Question

我有一张可以自己连接的桌子。我想连接两次。这是架构：

CREATE TABLE `route_connections` (
    `id` int(11) NOT NULL AUTO_INCREMENT,
    `from_route_iid` int(11) NOT NULL,
    `from_service_id` varchar(100) NOT NULL,
    `to_route_iid` int(11) NOT NULL,
    `to_service_id` varchar(100) NOT NULL,
    PRIMARY KEY (`id`),
    KEY `to_route` (`to_route_iid`),
    KEY `from_route` (`from_route_iid`),
    KEY `to_service` (`to_service_id`),
    KEY `from_service` (`from_service_id`),
    KEY `from_to_route` (`from_route_iid`,`to_route_iid`)
) ENGINE=InnoDB AUTO_INCREMENT=6798783 DEFAULT CHARSET=utf8

它有大约3.7M行。

我的主要目标是找到一条使用3条路线（2条路线连接）的路径，知道允许的出发和到达路线列表（连接路线必须由查询确定）。

路径：路线A→路线B→路线C：

出发路线（已知名单，A）
route_connection c1（A→B）
连接路线（未知，B）
route_connection c2（B→C）
到达路线（已知名单，C）

所以我需要选择三个route_iid：c1.from，c1.to或c2.from（相同）和c2.to。

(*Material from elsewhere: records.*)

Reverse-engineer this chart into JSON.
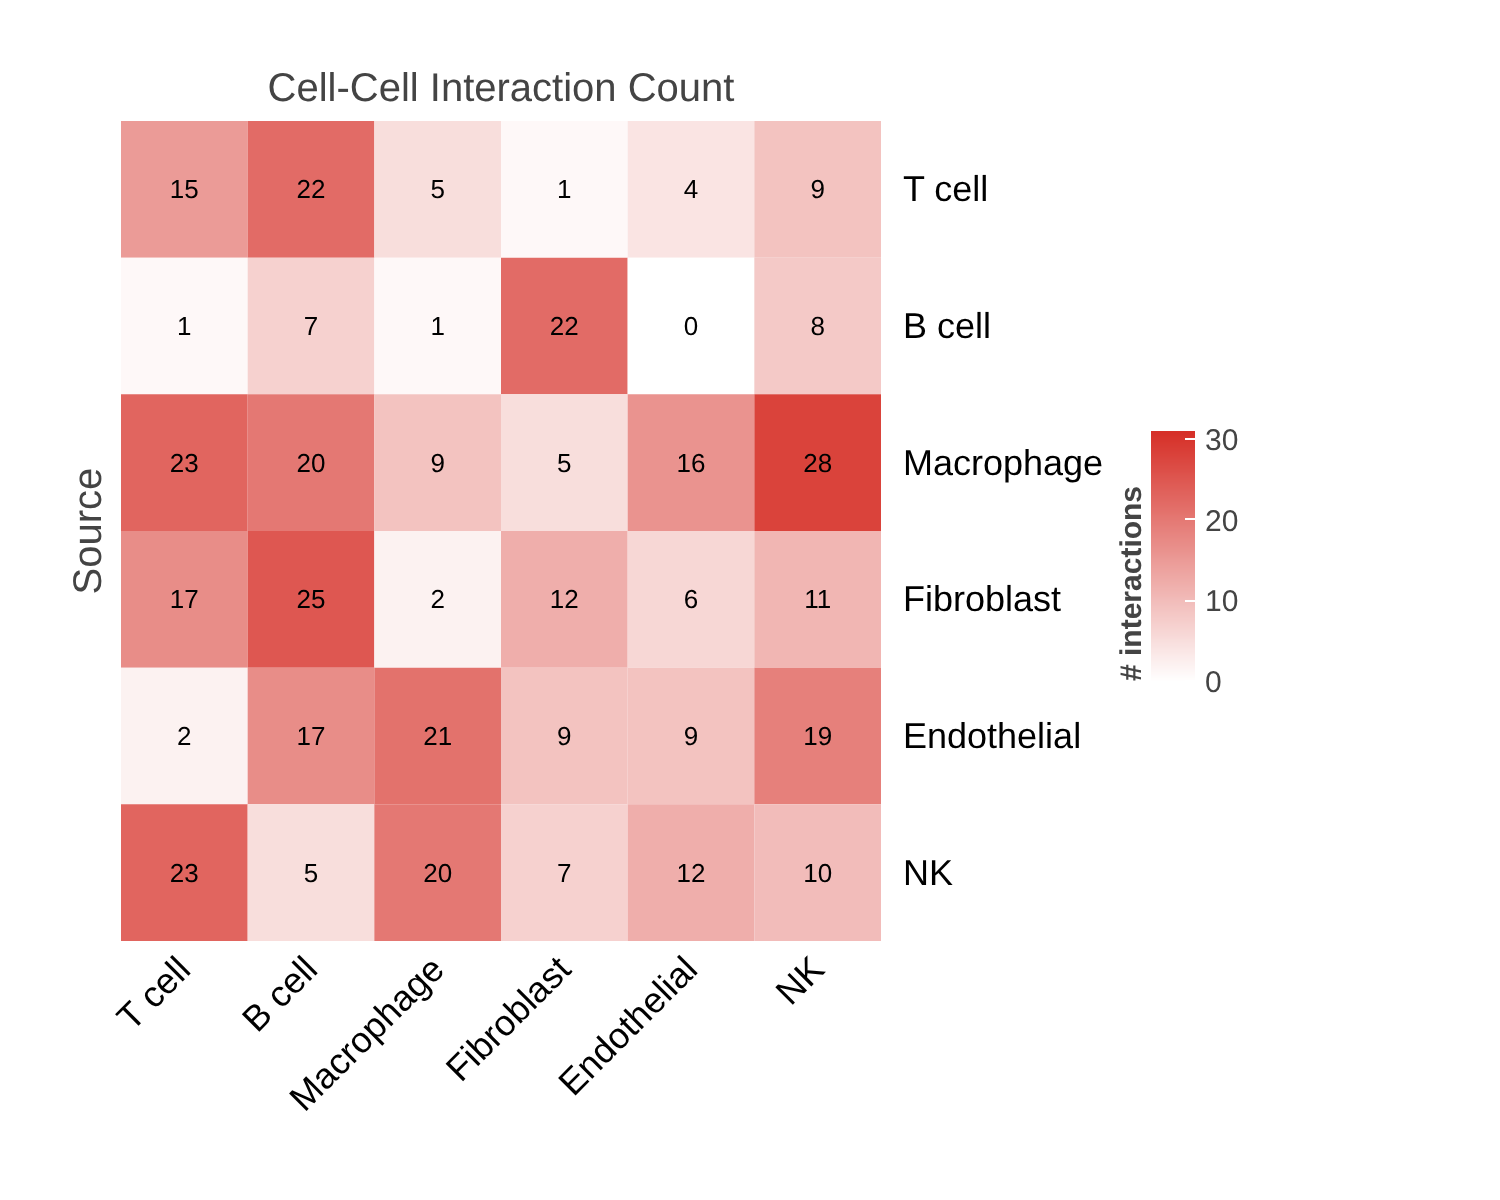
{
  "chart_data": {
    "type": "heatmap",
    "title": "Cell-Cell Interaction Count",
    "ylabel": "Source",
    "legend_title": "# interactions",
    "categories": [
      "T cell",
      "B cell",
      "Macrophage",
      "Fibroblast",
      "Endothelial",
      "NK"
    ],
    "y_categories": [
      "T cell",
      "B cell",
      "Macrophage",
      "Fibroblast",
      "Endothelial",
      "NK"
    ],
    "cells": [
      [
        15,
        22,
        5,
        1,
        4,
        9
      ],
      [
        1,
        7,
        1,
        22,
        0,
        8
      ],
      [
        23,
        20,
        9,
        5,
        16,
        28
      ],
      [
        17,
        25,
        2,
        12,
        6,
        11
      ],
      [
        2,
        17,
        21,
        9,
        9,
        19
      ],
      [
        23,
        5,
        20,
        7,
        12,
        10
      ]
    ],
    "clim": [
      0,
      31
    ],
    "cticks": [
      0,
      10,
      20,
      30
    ],
    "data_labels": true,
    "grid": false
  }
}
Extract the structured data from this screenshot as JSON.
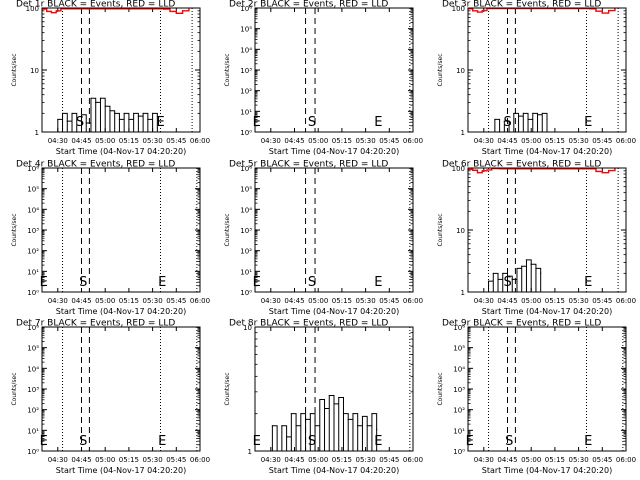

另外，我需要使用以下过滤器过滤每个service_id：

service_id in (
    select service_id from (
        select service_id from calendar c
            where c.start_date <= 20141109 and end_date >= 20141109 

        union

        select service_id from calendar_dates cd 
            where cd.date = 20141109 and exception_type = 1 
    ) x 
    where x.service_id not in (
        select service_id from calendar_dates cd 
        where cd.date = 20141109 and exception_type = 2
    )
)

首先，我正在处理连接路线而不处理service_id过滤。

当只搜索一个连接时，查询采用＆lt; 1ms（零结果）：

select c.*
from route_connections c
where c.from_route_iid in (864, 865, 495, 494, 459, 54, 458)
    and c.to_route_iid in (745, 744, 1096, 1093, 743, 317, 742, 13, 316)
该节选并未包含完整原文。